Surging Bond Yields Spell Serious Trouble

Montreal, Canada.

While global stock markets and speculative debt continue to run with the wind since March, the specter of sharply rising long-term interest rates spells big trouble for a still fractured mortgage market.

Mortgage rates are stickier than Treasury bond yields but are influenced by the intermediate curve – and that price action has been bearish since late March. Despite massive amounts of money spent by the Federal Reserve to control longer term rates since last winter the yield on a host of intermediate and long-term Treasury bonds has soared. Already the Fed has purchased $480 billion to mortgage-backed securities and another $130 billion of Treasury bonds.

The Fed’s failure to contain rising long-term interest rates – despite gobs of money thrown at the market – strongly suggests sellers have overwhelmed the central bank.
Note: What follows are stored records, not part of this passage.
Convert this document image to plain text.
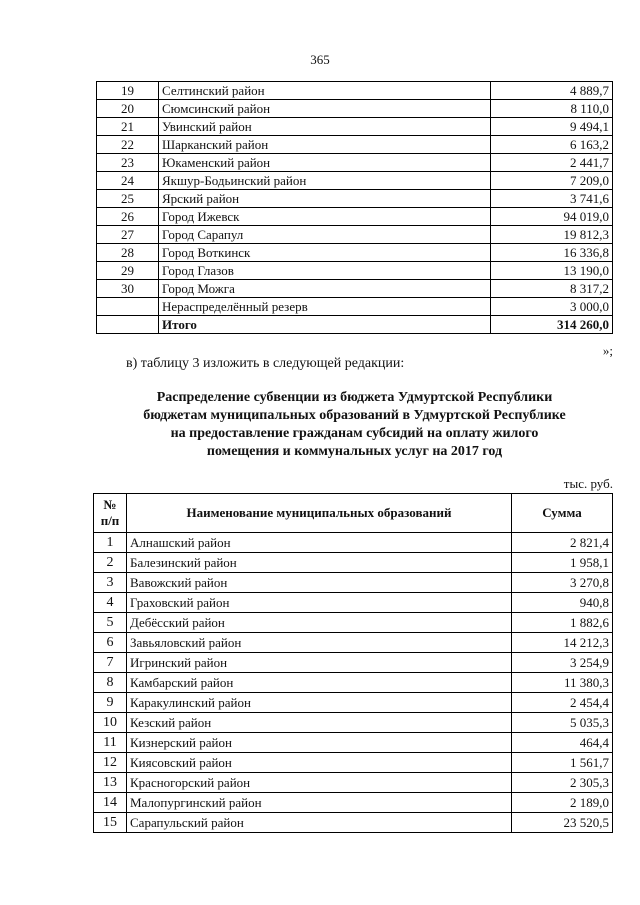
365
19	Селтинский район	4 889,7
20	Сюмсинский район	8 110,0
21	Увинский район	9 494,1
22	Шарканский район	6 163,2
23	Юкаменский район	2 441,7
24	Якшур-Бодьинский район	7 209,0
25	Ярский район	3 741,6
26	Город Ижевск	94 019,0
27	Город Сарапул	19 812,3
28	Город Воткинск	16 336,8
29	Город Глазов	13 190,0
30	Город Можга	8 317,2
	Нераспределённый резерв	3 000,0
	Итого	314 260,0
»;
в) таблицу 3 изложить в следующей редакции:
Распределение субвенции из бюджета Удмуртской Республики
бюджетам муниципальных образований в Удмуртской Республике
на предоставление гражданам субсидий на оплату жилого
помещения и коммунальных услуг на 2017 год
тыс. руб.
№
п/п	Наименование муниципальных образований	Сумма
1	Алнашский район	2 821,4
2	Балезинский район	1 958,1
3	Вавожский район	3 270,8
4	Граховский район	940,8
5	Дебёсский район	1 882,6
6	Завьяловский район	14 212,3
7	Игринский район	3 254,9
8	Камбарский район	11 380,3
9	Каракулинский район	2 454,4
10	Кезский район	5 035,3
11	Кизнерский район	464,4
12	Киясовский район	1 561,7
13	Красногорский район	2 305,3
14	Малопургинский район	2 189,0
15	Сарапульский район	23 520,5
In a nutshell, the Fed is losing control of the mortgage market.

In the span of just four weeks the 30-year fixed-rate mortgage has climbed to 5.33% from 5.10% -- a significant spike in a short period of time. A spike of just ten basis points (0.10%) has a dramatic effect on financing costs and activity.

The biggest risk to the economy at this stage is housing and mortgage refinancing. Every incremental hike in mortgage rates spells doom for a fragile housing sector that’s still in the midst of the worst price deflation since the 1930s.

The next shoe to drop on the market won’t be a busted bank or a major cyclical company; it might be an acceleration of the housing bear market where prices have crashed more than 30% since peaking in 2006 and still show no signs of stabilizing.

Meanwhile, don’t be bothered chasing this ridiculous bear market rally. The macroeconomic picture might be improving but only temporarily; once government fiscal spending runs dry for this round the dollar and Treasury’s will begin a rapid u-turn that will take many investors to the cleaners -- again.

Stocks, commodities and foreign currencies now dominate the price action over the last 30 days – almost an exact replay of the pre-2007 blow-up. Amazingly, the global economy expanded at more than 3% in 2007 when oil prices were last at $66 a barrel. Yet with the IMF forecasting the worst global recession since WW II in 2009 (-1.3% GDP contraction) oil prices are off to the races and poised to hit $70 soon.

There’s just something wrong with this picture. Watch mortgage rates and Treasury bonds. A potential disaster is quickly unfolding in this segment of credit.